Reporter for the Manchester Guardian[edit]
Home again, Arthur wrote of his experiences, working from his extensive notes and drawings, publishing Through Bosnia and Herzegovina, which was so popular it came out in two editions, 1876 and 1877. He became overnight an expert in Balkan affairs. The Manchester Guardian hired him as a correspondent, sending him back to the Balkans in 1877. He reported on the suppression of the Christian insurrectionists by the armed forces of the Ottoman Empire, and yet was treated by that empire as though he were an ambassador, despite his anti-Turkish sentiments. His older interests in antiquities continued. He collected portable artifacts, especially sealstones, at every opportunity, between sending back article after article to the Guardian. He also visited the Freemans in Sarajevo whenever he could. A relationship with one of the winsome daughters, Margaret, had begun to blossom. In 1878 the Russians compelled a settlement of the conflict on appeal by the Serbs. The Ottomans ceded Bosnia and Herzegovina to the Austro-Hungarian Empire as a protectorate.
In 1878 Arthur proposed to Margaret, Freeman's oldest daughter, three years his senior, an educated and literate woman, and until now secretary for her father. The offer was accepted, to everyone's great satisfaction. Freeman spoke affectionately of his future son-in-law. The couple were married near the Freeman home in Wookey, at the Parish Church. After a celebration they took up residence in a Venetian villa Arthur had purchased in Ragusa, Casa San Lazzaro, on the bluffs overlooking the Adriatic. One of their first tasks was to create a garden there. They lived happily, Arthur pursuing his journalistic career, until 1882. They were hoping to conceive, but the longed-for event never happened, even though Margaret returned to England for six months for an operation. They were bitterly disappointed. Ultimately Arthur's continued stance in favour of native government led to a condition of unacceptability to the local regime within the Austro-Hungarian Empire. He did not see the Austro-Hungarian regime as an improvement over the Ottoman. He wrote: "The people are treated not as a liberated but as a conquered and inferior race...."[27] The Evans's sentiments were followed by acts of personal charity: they took in an orphan, invited a blind woman to dinner every night. Finally Arthur wrote some public letters in favor of an insurrection.

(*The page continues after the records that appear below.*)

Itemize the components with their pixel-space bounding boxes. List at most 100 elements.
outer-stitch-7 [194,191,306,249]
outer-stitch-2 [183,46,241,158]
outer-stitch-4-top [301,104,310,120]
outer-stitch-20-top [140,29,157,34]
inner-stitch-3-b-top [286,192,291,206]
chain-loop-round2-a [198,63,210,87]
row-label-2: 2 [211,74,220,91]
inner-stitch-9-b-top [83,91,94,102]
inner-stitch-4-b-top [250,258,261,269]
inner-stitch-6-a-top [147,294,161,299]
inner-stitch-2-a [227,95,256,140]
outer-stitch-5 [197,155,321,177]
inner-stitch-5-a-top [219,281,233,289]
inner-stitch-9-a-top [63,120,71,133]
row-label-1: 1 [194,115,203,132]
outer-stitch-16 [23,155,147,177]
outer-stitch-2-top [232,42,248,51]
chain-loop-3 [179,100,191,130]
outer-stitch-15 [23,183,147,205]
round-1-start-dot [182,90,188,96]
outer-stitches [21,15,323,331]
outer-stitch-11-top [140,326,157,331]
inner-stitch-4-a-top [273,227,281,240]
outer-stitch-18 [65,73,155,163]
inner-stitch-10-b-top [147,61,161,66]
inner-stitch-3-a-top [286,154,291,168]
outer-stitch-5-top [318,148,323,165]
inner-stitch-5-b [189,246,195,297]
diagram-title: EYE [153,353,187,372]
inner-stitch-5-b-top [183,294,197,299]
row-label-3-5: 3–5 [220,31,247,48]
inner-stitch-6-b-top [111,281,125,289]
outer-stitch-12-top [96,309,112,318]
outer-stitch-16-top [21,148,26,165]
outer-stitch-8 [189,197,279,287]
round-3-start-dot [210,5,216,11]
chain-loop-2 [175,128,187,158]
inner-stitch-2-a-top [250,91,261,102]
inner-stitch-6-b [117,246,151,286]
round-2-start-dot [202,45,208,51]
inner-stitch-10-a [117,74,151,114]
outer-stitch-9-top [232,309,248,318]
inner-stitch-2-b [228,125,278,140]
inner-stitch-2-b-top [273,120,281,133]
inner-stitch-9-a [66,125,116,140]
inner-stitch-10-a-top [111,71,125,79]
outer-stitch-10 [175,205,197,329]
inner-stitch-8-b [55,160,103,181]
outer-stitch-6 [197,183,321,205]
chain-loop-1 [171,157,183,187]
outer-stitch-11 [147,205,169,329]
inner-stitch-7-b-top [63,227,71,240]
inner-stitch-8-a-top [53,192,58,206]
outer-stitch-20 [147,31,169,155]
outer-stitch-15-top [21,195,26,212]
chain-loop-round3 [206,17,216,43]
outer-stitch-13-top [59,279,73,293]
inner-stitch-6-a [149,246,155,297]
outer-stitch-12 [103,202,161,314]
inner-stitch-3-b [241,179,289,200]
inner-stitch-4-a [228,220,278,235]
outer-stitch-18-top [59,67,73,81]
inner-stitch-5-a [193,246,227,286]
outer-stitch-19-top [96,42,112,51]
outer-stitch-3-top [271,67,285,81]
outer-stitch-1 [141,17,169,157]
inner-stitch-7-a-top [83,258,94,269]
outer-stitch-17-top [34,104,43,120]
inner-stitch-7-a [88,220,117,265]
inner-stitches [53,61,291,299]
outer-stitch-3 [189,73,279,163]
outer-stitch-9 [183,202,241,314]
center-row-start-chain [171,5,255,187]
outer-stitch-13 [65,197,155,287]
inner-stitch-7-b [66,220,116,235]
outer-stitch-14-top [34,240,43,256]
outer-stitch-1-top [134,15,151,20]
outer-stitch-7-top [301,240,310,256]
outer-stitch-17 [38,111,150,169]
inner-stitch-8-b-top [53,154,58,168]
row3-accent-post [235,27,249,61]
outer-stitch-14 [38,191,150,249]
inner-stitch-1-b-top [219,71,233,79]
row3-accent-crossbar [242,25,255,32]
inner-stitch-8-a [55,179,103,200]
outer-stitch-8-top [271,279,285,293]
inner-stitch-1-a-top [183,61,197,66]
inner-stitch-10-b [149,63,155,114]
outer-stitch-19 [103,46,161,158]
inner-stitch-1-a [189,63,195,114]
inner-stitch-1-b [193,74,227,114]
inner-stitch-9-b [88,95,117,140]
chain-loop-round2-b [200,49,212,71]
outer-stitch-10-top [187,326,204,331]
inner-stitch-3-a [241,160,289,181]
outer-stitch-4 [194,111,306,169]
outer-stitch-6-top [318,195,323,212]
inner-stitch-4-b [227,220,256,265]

Arthur was arrested in 1882, to be put on trial as a British agent provocateur stirring up further insurrection. His journalistic sources were not acceptable friendships to the authorities. He spent six weeks in prison awaiting trial, but at the trial nothing definitive could be proved. His wife was interrogated. She found most offensive the reading of her love letters before her eyes by a hostile police agent. Arthur was expelled from the country. Gladstone had been apprised of the situation immediately, but, as far as the public knew, did nothing. The government in Vienna similarly disavowed any knowledge of or connection to the actions of the local authorities. Whatever deal may have been struck remains unknown, at least to the public. The Evans's returned home to rent a house in Oxford, abandoning their villa, which was turned into a hotel.[28] However, Arthur's reputation among the Slavs assumed unassailable proportions. He was invited later to play a role in the formation of the pre-Yugoslav state. In 1941 the government of Yugoslavia sent representatives to his funeral.[29]